Vorarlberg wird die Neuregelung der Mindestsicherung offenbar nicht wie vorgegeben bis Jahresende schaffen.

Die von der türkis-blauen Koalition beschlossene Neuregelung der Mindestsicherung sieht eine Umsetzung in den Bundesländern bis Jahresende vor. Wie ein Rundruf der APA ergeben hat, werden dieser Verpflichtung aber nicht alle Länder nachkommen. Vor allem Vorarlberg, Salzburg, Wien und die Steiermark melden massive Bedenken an.

Technische Probleme

Als Grund werden etwa Probleme bei der technischen Umsetzung der Neuregelung, aber auch die laufende Verfassungsklage angeführt.

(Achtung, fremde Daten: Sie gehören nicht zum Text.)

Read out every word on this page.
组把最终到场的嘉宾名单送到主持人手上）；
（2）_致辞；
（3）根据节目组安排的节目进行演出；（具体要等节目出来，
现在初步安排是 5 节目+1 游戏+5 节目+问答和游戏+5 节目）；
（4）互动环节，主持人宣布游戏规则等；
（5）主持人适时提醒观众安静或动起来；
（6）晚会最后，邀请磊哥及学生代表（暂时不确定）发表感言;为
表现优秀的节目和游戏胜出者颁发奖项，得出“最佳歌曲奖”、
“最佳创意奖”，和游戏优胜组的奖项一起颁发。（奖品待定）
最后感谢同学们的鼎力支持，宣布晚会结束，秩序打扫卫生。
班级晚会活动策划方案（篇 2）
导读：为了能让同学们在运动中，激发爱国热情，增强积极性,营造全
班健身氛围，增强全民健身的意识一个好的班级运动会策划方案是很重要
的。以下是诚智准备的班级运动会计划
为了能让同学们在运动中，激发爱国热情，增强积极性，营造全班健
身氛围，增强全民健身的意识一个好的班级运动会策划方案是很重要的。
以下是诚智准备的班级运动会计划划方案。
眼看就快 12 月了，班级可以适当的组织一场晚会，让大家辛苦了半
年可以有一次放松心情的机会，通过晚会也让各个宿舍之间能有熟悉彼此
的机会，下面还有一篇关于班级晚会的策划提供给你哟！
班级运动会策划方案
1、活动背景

In Vorarlberg werde sich der Beschluss des Ausführungsgesetzes vor Jahresende nicht ausgehen, kündigte Soziallandesrätin Katharina Wiesflecker (Grüne) an. Jedenfalls wird dieser Beschluss nach der Landtagswahl am 13. Oktober von der nächsten Landesregierung bzw. dem nächsten Landtag gefasst werden. Nach der Drittel-Beschwerde der SPÖ über den Bundesrat wolle man die Erkenntnis des Verfassungsgerichtshofs abwarten. Als „große Herausforderung“ beschrieb Wiesflecker auch den Vollzug. Konkret nannte sie dabei die Abänderung der eingesetzten EDV-Programme. Das Grundsatzgesetz für die neue Sozialhilfe ist Ende Mai vom Nationalrat beschlossen worden, den Bundesländern wurde darin für ihre Ausführungsgesetze eine Frist bis Ende des Jahres eingeräumt.